La burocrazia fa scappare i cuori
PAVIA. Il primo cuore made in Italy è finalmente pronto. Ma vola in Germania. «Un'occasione perduta - commenta senza nascondere un po' di amarezza il professor Mario Viganò - Noi al policlinico San Matteo eravamo pronti. C'era anche il parere favorevole del comitato di Bioetica. Un vero peccato». Ma il Ministero della Salute non ha ancora rilasciato l'autorizzazione. Starebbe per farlo. E cosi il cuore artificiale - frutto della ricerca e della tecnologia tutta italiana - è stato 'soffiato" dall'Università tedesca di Bochum. Una consuetudine tristemente consolidata che vede fuggire all'estero anche i migliori cervelli, i ricercatori più promettenti. Il cuore - chiamato BestBeat - è stato invece impiantato in un paziente tedesco di 68 anni.
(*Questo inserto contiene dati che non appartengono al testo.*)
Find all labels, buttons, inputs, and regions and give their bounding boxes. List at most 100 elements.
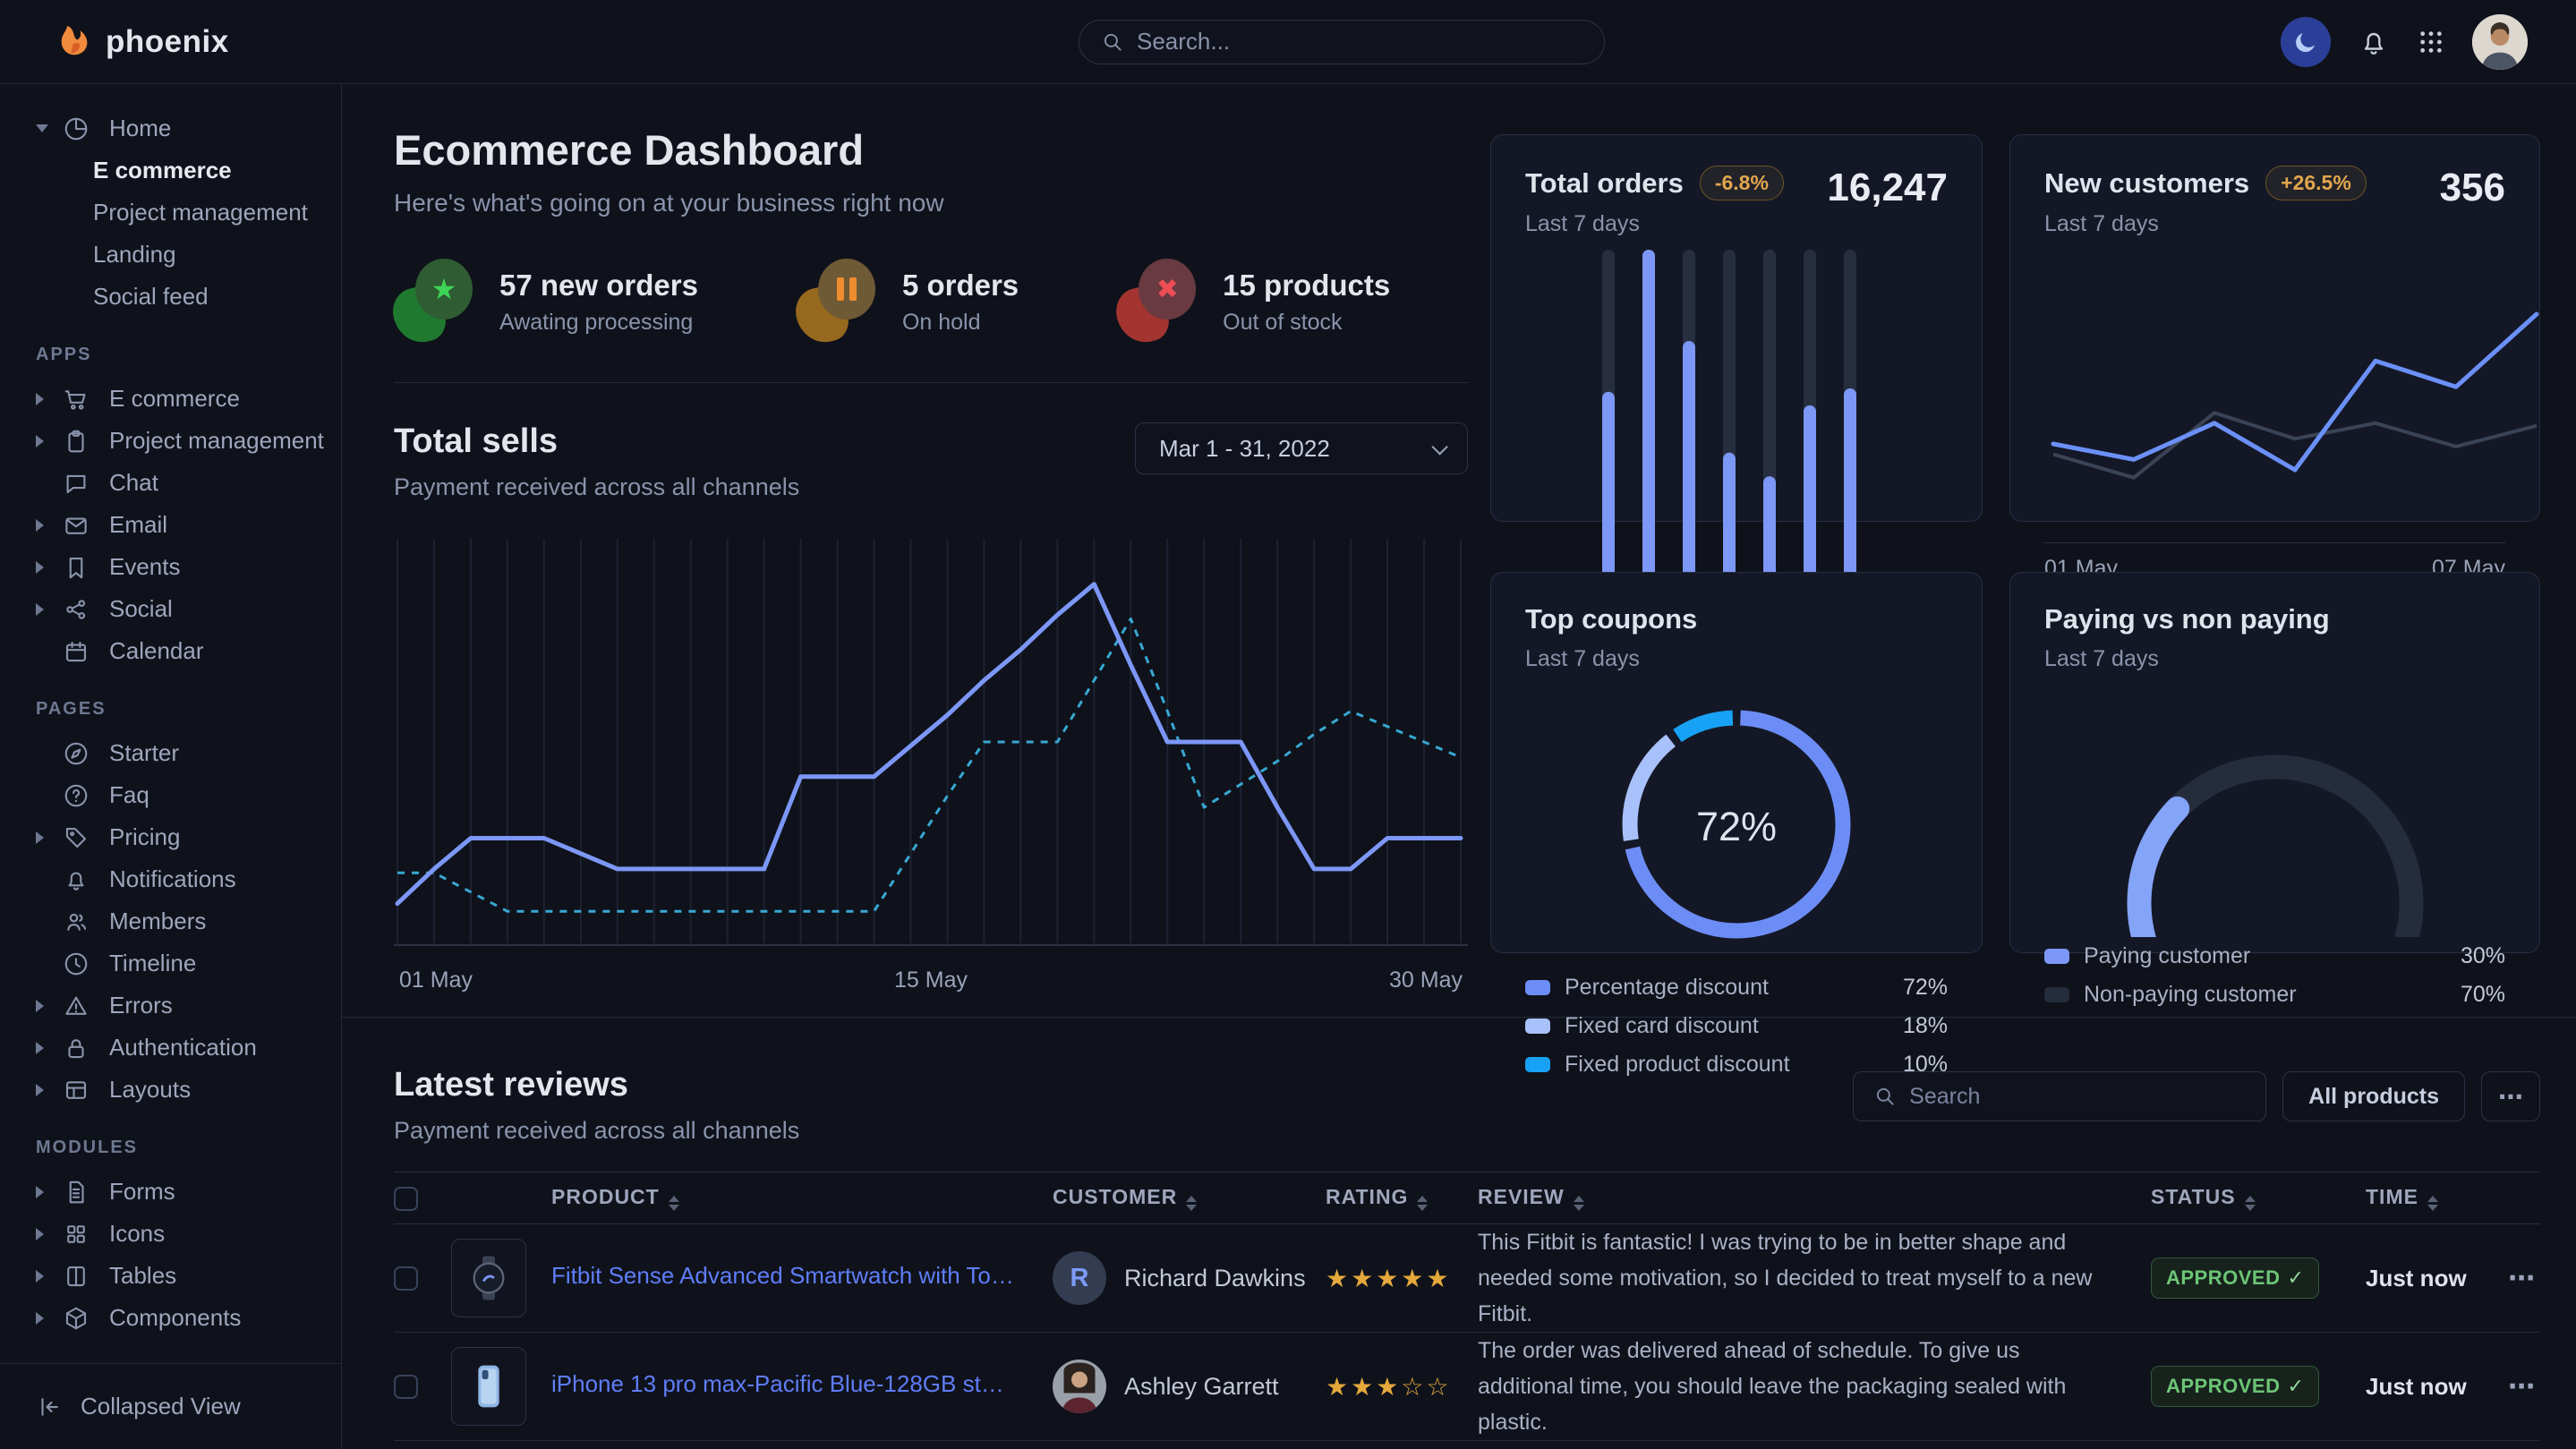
product-thumbnail[interactable] xyxy=(451,1239,526,1317)
sidebar-item-members[interactable]: Members xyxy=(0,900,341,942)
row-actions-button[interactable]: ⋯ xyxy=(2500,1371,2540,1402)
chevron-down-icon xyxy=(1431,439,1447,455)
caret-right-icon xyxy=(36,1084,63,1096)
reviews-search-input[interactable] xyxy=(1909,1084,2246,1110)
sidebar-item-authentication[interactable]: Authentication xyxy=(0,1027,341,1069)
caret-right-icon xyxy=(36,1186,63,1198)
avatar-image xyxy=(2472,14,2528,70)
envelope-icon xyxy=(63,512,90,539)
sidebar-item-project-management-page[interactable]: Project management xyxy=(0,192,341,234)
caret-right-icon xyxy=(36,435,63,447)
stat-orders-on-hold: 5 orders On hold xyxy=(797,259,1019,345)
sidebar-item-landing-page[interactable]: Landing xyxy=(0,234,341,276)
sidebar-item-faq[interactable]: Faq xyxy=(0,774,341,816)
caret-right-icon xyxy=(36,519,63,532)
sort-icon[interactable] xyxy=(1574,1196,1584,1211)
dashboard-left-column: Ecommerce Dashboard Here's what's going … xyxy=(394,125,1468,993)
iphone-image xyxy=(464,1361,514,1411)
sort-icon[interactable] xyxy=(669,1196,679,1211)
pie-chart-icon xyxy=(63,115,90,142)
sidebar-item-social[interactable]: Social xyxy=(0,588,341,630)
select-all-checkbox[interactable] xyxy=(394,1187,418,1211)
sidebar-nav: Home E commerce Project management Landi… xyxy=(0,84,341,1363)
notifications-button[interactable] xyxy=(2358,26,2390,58)
sidebar-item-forms[interactable]: Forms xyxy=(0,1171,341,1213)
sort-icon[interactable] xyxy=(2427,1196,2438,1211)
total-orders-card: Total orders -6.8% Last 7 days 16,247 Co… xyxy=(1490,134,1983,522)
row-checkbox[interactable] xyxy=(394,1375,418,1399)
product-link[interactable]: iPhone 13 pro max-Pacific Blue-128GB sto… xyxy=(551,1370,1017,1398)
people-icon xyxy=(63,908,90,935)
columns-icon xyxy=(63,1263,90,1290)
sidebar-item-ecommerce-page[interactable]: E commerce xyxy=(0,149,341,192)
sidebar-item-notifications[interactable]: Notifications xyxy=(0,858,341,900)
caret-right-icon xyxy=(36,1000,63,1012)
reviews-more-button[interactable]: ⋯ xyxy=(2481,1071,2540,1121)
total-orders-bar-chart xyxy=(1525,241,1948,599)
sidebar-item-home[interactable]: Home xyxy=(0,107,341,149)
column-product: PRODUCT xyxy=(551,1172,1053,1224)
new-customers-line-chart xyxy=(2044,237,2505,537)
sidebar-item-email[interactable]: Email xyxy=(0,504,341,546)
sidebar-item-timeline[interactable]: Timeline xyxy=(0,942,341,984)
all-products-button[interactable]: All products xyxy=(2282,1071,2465,1121)
calendar-icon xyxy=(63,638,90,665)
sidebar-item-components[interactable]: Components xyxy=(0,1297,341,1339)
sort-icon[interactable] xyxy=(1417,1196,1428,1211)
caret-right-icon xyxy=(36,1312,63,1325)
product-link[interactable]: Fitbit Sense Advanced Smartwatch with To… xyxy=(551,1262,1017,1290)
sidebar-item-pricing[interactable]: Pricing xyxy=(0,816,341,858)
sidebar-item-calendar[interactable]: Calendar xyxy=(0,630,341,672)
sidebar-section-pages: PAGES xyxy=(0,672,341,732)
column-status: STATUS xyxy=(2151,1172,2366,1224)
legend-swatch xyxy=(1525,1019,1550,1034)
brand-logo[interactable]: phoenix xyxy=(27,21,229,63)
sidebar-item-starter[interactable]: Starter xyxy=(0,732,341,774)
sidebar-item-project-management-app[interactable]: Project management xyxy=(0,420,341,462)
cart-icon xyxy=(63,386,90,413)
quick-stats: ★ 57 new orders Awating processing 5 ord… xyxy=(394,259,1468,383)
sidebar-item-ecommerce-app[interactable]: E commerce xyxy=(0,378,341,420)
latest-reviews-subtitle: Payment received across all channels xyxy=(394,1117,799,1145)
collapsed-view-toggle[interactable]: Collapsed View xyxy=(0,1363,341,1449)
dashboard-top: Ecommerce Dashboard Here's what's going … xyxy=(342,84,2576,993)
product-thumbnail[interactable] xyxy=(451,1347,526,1426)
sort-icon[interactable] xyxy=(2245,1196,2256,1211)
sidebar-section-modules: MODULES xyxy=(0,1111,341,1171)
review-time: Just now xyxy=(2366,1373,2467,1400)
smartwatch-image xyxy=(464,1253,514,1303)
sort-icon[interactable] xyxy=(1186,1196,1197,1211)
sidebar-item-layouts[interactable]: Layouts xyxy=(0,1069,341,1111)
table-row xyxy=(394,1441,2540,1449)
caret-right-icon xyxy=(36,1270,63,1283)
navbar-actions xyxy=(2281,14,2549,70)
date-range-select[interactable]: Mar 1 - 31, 2022 xyxy=(1135,422,1468,474)
sidebar-item-icons[interactable]: Icons xyxy=(0,1213,341,1255)
caret-right-icon xyxy=(36,393,63,405)
paying-vs-non-paying-card: Paying vs non paying Last 7 days Paying … xyxy=(2009,572,2540,953)
apps-grid-button[interactable] xyxy=(2417,28,2445,56)
sidebar-item-events[interactable]: Events xyxy=(0,546,341,588)
out-of-stock-x-icon: ✖ xyxy=(1117,259,1199,345)
chat-bubble-icon xyxy=(63,470,90,497)
row-checkbox[interactable] xyxy=(394,1266,418,1291)
customer-avatar xyxy=(1053,1360,1106,1413)
reviews-table: PRODUCT CUSTOMER RATING REVIEW STATUS TI… xyxy=(394,1172,2540,1449)
sidebar-item-errors[interactable]: Errors xyxy=(0,984,341,1027)
customer-name: Ashley Garrett xyxy=(1124,1373,1279,1401)
user-avatar[interactable] xyxy=(2472,14,2528,70)
compass-icon xyxy=(63,740,90,767)
total-orders-value: 16,247 xyxy=(1827,166,1948,210)
dark-mode-toggle[interactable] xyxy=(2281,17,2331,67)
legend-swatch xyxy=(1525,1057,1550,1072)
clock-icon xyxy=(63,950,90,977)
sidebar-item-chat[interactable]: Chat xyxy=(0,462,341,504)
global-search-input[interactable] xyxy=(1137,28,1582,55)
question-circle-icon xyxy=(63,782,90,809)
new-customers-badge: +26.5% xyxy=(2265,166,2367,200)
caret-right-icon xyxy=(36,561,63,574)
row-actions-button[interactable]: ⋯ xyxy=(2500,1263,2540,1294)
total-sells-subtitle: Payment received across all channels xyxy=(394,473,799,501)
sidebar-item-social-feed-page[interactable]: Social feed xyxy=(0,276,341,318)
sidebar-item-tables[interactable]: Tables xyxy=(0,1255,341,1297)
Il cuore artificiale è stato progettato nell'Istituto di Fisiologia clinica del Consiglio Nazionale delle Ricerche (Cnr) a Pisa e realizzato dall'azienda NewCorTec.
«E il principale aspetto innovativo è proprio il fatto che sia un prodotto made in Italy - spiega il cardiochirurgo pavese - Il primo. Frutto della tenacia e della sperimentazione italiana. Un'avventura iniziata oltre 30 anni fa. Purtroppo per le lungaggini del Ministero è stato sperimentato prima all'estero». Il policlinico aveva già dato il via libera alla sperimentazione. Il comitato bioetico ha espresso duplice parere favorevole:
sia sulla formulazione originaria, sia sulle integrazioni richieste dal Ministero. «Ma le lungaggini hanno fermato il processo - commenta il professor Viganò -. E' una cosa paradossale».
L'intervento «costituisce finalmente il punto di partenza della sperimentazione clinica del cuore artificiale italiano» dice il 'padre" del dispositivo, Luigi Donato, direttore dell'istituto di Fisiologia clinica del Cnr di Pisa e presidente della NewCorTec.
La sperimentazione durerà circa un anno e altri esemplari del cuore artificiale italiano saranno impiantati in un centro francese e in quattro centri italiani (San Matteo di Pavia, Ospedali Riuniti di Bergamo, Centro Cardiochirurgico del Cnr di Massa, ospedale Niguarda di Milano). Attualmente il cuore artificiale è l'opzione più concreta come ponte verso il trapianto, considerando che a fronte di 100 mila malati l'anno con scompensi cosi gravi da risultare in breve tempo fatali, i donatori disponibili sono appena 3-4mila. Il BestBeat non è soltanto un ponte in attesa del trapianto, ma un ponte verso il recupero perchè, quando le condizioni dei pazienti lo permettono, permette di iniziare terapie di recupero della funzionalità cardiaca. «Sfrutta una tecnologia sofisticata e innovativa - spiega Viganò - e si pone, come dimensione, in una posizione intermedia del mercato: più piccolo dei pulsativili tradizionali, ma leggermente più grande rispetto a quelli a turbina. Può essere concepito anche come mezzo di assistenza transitoria per superare le fasi acute di uno scompenso cardiaco. Se poi il cuore originario ha riserve adeguate per recuperare le proprie funzioni si può anche pensare di disinstallarlo». (m.g.p.)